Ora che è caduta qualche maschera continuerà l’operazione ideologica
dell’imprenditore gran lavoratore e distributore di ricchezza?

“Con una bella faccia tosta credo che continueranno a sostenerlo. Nessun
articolo che io abbia letto sui recenti crac ha parlato di crisi di sistema. Dicono
una cosa che in fondo è sacrosanta: nel capitalismo queste cose succedono.
Certo Tanzi non era uno stinco di santo, ma nessuno se ne è accorto prima e gli
altri non sono delinquenti. E’ così che tratteranno la cosa. Neanche nel caso di
Bophal, quando un’industria chimica in India ammazzò duemila persone,
qualcuno ebbe il coraggio di dire che forse quelle industrie chimiche sono
incompatibili con la razza umana. In Italia sono stati assolti i dirigenti della
Montedison del petrolchimico di Porto Marghera. Non c’è percezione del danno
quando si colpisce la salute figuriamoci quando si tratta del portafoglio”.
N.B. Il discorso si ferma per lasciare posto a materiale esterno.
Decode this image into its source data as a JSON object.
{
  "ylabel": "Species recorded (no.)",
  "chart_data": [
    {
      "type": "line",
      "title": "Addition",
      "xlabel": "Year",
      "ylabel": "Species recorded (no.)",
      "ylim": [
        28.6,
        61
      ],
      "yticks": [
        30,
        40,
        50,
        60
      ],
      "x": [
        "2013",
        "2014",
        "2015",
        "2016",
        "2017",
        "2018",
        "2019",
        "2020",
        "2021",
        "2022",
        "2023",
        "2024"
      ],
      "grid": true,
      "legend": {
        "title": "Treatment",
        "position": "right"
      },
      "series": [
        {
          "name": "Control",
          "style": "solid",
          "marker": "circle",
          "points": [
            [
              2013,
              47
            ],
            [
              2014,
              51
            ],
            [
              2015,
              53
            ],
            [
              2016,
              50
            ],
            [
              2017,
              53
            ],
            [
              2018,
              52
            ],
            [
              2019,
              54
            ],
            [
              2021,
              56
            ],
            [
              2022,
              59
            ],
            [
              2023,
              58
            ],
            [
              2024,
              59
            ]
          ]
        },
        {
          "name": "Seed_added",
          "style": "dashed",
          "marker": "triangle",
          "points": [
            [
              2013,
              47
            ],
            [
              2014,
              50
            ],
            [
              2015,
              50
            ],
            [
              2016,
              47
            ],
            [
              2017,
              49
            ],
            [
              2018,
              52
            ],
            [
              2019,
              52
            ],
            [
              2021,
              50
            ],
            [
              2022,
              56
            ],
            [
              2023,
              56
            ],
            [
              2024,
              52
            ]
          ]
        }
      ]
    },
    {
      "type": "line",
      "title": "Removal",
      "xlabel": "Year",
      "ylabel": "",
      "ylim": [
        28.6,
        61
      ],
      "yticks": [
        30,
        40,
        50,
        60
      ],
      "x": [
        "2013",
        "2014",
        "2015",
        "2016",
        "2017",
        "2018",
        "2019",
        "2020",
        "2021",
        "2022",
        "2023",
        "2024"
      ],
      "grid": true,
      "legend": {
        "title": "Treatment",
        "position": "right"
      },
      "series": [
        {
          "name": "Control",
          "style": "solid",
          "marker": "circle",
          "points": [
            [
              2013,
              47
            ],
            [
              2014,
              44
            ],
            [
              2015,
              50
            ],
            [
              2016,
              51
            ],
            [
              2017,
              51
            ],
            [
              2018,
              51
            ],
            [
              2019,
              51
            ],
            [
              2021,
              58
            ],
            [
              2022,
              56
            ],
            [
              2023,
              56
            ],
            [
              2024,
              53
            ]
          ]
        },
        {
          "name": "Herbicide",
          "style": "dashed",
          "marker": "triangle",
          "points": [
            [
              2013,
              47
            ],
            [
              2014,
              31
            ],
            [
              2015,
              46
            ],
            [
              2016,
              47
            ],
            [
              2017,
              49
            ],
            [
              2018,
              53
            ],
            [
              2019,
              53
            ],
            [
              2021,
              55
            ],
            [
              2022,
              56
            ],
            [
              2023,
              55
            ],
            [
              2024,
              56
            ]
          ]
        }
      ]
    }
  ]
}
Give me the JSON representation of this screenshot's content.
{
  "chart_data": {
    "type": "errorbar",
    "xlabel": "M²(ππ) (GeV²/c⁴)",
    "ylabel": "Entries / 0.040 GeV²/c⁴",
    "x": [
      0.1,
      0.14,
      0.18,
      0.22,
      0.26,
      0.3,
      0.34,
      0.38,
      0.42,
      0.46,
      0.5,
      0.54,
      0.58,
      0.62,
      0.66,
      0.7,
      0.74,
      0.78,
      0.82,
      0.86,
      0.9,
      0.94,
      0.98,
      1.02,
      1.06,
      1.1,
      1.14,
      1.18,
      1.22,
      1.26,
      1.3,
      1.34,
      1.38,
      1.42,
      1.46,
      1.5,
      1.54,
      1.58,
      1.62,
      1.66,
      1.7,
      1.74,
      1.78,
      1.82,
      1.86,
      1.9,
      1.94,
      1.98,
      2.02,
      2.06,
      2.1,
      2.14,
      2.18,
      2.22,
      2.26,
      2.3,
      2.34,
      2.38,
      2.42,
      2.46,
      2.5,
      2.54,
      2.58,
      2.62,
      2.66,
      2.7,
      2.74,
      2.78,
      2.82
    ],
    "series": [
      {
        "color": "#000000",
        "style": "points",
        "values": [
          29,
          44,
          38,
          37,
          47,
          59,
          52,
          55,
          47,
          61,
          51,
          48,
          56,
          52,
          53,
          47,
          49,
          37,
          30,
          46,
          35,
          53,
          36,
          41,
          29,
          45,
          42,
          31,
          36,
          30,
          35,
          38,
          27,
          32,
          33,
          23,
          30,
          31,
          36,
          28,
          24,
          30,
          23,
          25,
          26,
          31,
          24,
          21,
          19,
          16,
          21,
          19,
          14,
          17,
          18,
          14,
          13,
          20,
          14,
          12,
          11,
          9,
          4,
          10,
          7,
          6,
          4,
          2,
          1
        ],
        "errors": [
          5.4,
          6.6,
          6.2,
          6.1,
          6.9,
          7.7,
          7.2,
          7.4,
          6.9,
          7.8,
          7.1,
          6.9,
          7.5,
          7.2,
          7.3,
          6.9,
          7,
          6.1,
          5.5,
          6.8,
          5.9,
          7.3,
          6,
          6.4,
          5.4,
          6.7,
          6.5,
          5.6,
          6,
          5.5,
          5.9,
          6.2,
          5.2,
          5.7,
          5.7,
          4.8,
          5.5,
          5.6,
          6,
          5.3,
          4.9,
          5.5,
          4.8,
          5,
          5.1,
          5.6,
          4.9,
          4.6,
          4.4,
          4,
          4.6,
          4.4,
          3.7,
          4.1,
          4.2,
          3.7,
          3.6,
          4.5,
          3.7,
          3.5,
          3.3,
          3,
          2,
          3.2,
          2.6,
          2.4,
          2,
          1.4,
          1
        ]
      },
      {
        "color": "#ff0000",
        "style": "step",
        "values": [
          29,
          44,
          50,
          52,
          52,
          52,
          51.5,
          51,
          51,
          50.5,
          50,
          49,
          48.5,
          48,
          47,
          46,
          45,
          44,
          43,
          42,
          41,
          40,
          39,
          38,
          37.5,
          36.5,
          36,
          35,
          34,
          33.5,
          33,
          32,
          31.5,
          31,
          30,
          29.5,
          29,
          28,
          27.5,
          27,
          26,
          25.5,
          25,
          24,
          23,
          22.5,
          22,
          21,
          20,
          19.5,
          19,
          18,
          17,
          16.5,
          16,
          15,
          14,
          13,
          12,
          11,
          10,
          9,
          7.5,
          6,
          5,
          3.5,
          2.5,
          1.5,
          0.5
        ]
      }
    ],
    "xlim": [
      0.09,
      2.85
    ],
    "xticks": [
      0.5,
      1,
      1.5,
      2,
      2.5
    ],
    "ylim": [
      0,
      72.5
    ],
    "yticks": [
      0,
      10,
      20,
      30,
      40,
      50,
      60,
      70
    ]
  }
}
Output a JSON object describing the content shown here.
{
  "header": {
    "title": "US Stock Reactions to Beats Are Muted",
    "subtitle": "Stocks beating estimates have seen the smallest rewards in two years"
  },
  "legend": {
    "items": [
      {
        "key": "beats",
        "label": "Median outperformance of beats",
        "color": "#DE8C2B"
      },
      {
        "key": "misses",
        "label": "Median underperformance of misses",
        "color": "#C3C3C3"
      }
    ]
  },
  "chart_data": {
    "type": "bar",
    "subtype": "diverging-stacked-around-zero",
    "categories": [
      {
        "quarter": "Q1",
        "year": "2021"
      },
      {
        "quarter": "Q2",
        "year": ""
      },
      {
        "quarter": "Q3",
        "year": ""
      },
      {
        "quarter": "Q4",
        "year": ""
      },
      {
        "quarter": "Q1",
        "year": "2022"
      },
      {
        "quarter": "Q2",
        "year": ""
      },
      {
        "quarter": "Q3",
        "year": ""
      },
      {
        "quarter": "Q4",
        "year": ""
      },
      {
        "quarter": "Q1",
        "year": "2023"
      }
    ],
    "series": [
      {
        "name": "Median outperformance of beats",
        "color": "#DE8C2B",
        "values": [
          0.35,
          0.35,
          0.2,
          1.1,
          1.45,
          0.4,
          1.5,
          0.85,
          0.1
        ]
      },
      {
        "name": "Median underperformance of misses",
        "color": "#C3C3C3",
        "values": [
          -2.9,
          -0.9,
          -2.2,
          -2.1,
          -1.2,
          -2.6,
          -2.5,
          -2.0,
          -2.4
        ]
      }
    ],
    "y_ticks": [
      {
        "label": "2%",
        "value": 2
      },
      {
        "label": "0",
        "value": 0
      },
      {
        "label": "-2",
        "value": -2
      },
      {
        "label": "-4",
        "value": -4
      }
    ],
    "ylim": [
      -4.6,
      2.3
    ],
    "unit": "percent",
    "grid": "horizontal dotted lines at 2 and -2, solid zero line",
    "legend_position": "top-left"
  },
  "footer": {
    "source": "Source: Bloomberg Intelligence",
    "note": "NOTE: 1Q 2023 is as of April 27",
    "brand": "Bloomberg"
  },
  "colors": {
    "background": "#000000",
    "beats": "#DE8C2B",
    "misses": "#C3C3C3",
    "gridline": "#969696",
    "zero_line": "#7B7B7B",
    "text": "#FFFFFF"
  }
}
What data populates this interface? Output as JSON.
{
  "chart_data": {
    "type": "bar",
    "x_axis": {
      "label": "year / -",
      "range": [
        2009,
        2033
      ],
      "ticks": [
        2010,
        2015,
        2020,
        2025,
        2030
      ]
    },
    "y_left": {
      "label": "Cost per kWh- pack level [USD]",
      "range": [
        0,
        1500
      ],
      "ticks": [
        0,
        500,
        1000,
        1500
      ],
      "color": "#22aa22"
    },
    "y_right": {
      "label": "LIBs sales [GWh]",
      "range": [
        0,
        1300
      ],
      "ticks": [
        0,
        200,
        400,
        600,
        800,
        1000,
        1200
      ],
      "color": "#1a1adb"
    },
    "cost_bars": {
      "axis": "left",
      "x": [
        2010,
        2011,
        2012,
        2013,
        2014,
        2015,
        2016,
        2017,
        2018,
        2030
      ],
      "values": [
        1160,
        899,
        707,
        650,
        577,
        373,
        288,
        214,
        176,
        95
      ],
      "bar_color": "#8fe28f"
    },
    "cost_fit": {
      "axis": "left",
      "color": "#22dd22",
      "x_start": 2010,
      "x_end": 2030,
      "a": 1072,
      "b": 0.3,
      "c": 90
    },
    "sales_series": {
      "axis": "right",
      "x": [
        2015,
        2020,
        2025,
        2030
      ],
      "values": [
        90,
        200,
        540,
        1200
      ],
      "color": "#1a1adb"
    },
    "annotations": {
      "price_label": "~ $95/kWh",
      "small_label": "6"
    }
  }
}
Dagli anni ’80 ad oggi la politica è sempre più ridotta ad ancella
dell’economia. I crac e la polarizzazione tra ricchi e poveri può
restituire un ruolo alla politica?

“Purtroppo credo di no. Addirittura un conservatore nell’animo come John Le
Carrè nel suo ultimo romanzo si è accorto che la politica estera la fanno le
corporation e non i governi, e stiamo parlando dei governi USA e britannico non
delle burlette italiane. Per restare a casa nostra basta accendere la Tv e
sintonizzarsi su una trasmissione di Bruno Vespa per rendersi conto della
pochezza della politica rispetto alla complessità del mondo. Pensare che quei
signori possano risolvere qualcosa è veramente un’idea che tutti trovano
incredibile. Infatti, sempre più gente non va a votare. E‘ difficile pensare che il
teatrino della politica, in Italia come altrove, riesca a mettere a posto un mondo
organizzato da corporation che hanno al loro interno intelligenze di molto
superiori. Anche intelligenze criminali ma comunque di molto superiori. La
politica degli schieramenti, quella parlamentare penso possa assai poco. Molto
di più può la politica di movimento, quella che abbiamo visto da Seattle in poi e
che cambia il modo di rapportarsi delle persone con questi eventi”.

Allora non c’è speranza?

“Una speranza c’è e viene dalla gente. Più o meno in tutto il mondo le persone
cominciano a pensare che questo ritorno indietro del capitalismo sia più foriero
di guai che di benessere. In fondo il capitalismo si è sempre legittimato, e a
volte con ragione, dicendo: ti do maggiore benessere, maggiori consumi. Oggi
non solo abbiamo i problemi storici del capitalismo ma anche il problema che
non avremo più la seconda macchina, forse neppure la prima. E se uno non sta
attento perde pure la casa. In Italia sono moltissimi gli immobili che vanno in
asta giudiziaria perché non si riesce più a pagare i mutui. Qui scoppia una
contraddizione forte. Questo capitalismo si è affermato promettendo ricchezza a
ciascuno. Però è una promessa che non può mantenere. Anzi sta facendo di
tutto per dimostrare che non la manterrà”.

Lo storico statunitense come Immanuel Wallerstein ha affermato che il
capitalismo non morirà per i suoi insuccessi ma per i suoi successi…

“Non so se in questo caso Wallerstein abbia ragione. A me sembra che l’attuale
capitalismo sia una macchina ancora per molti versi sconosciuta. Sono
avvenute delle trasformazioni fondamentali. Una volta al massimo di faceva la
guerra per le materie prime, i pozzi di petrolio. Oggi la guerra è diventata un
motore dello sviluppo capitalista. Da quando gli Usa sono entrati in guerra
contro il terrorismo, che potenzialmente è una guerra a tutto il mondo, gli
investimenti in spese militari hanno fatto rialzare il PIL di quel Paese in maniera
incredibile passando dalla crisi alla ripresa. Purtroppo un meccanismo del
genere può durare molto. Questo è un capitalismo che produce sempre più
catastrofi. Ma alla catastrofe finale non credo, quantomeno non a breve
termine. Preferisco pensare che prima della catastrofe saranno le persone ad
accorgersi che bisogna cambiare stile di vita e il rapporto con il denaro. Il che
vuol dire non subordinare alla ricchezza i valori del genere umano,
dall’ambiente alle relazioni interpersonali”.

Patrizio Paolinelli, ABC, periodico del quotidiano il Domani di Bologna, 10 febbraio 2004.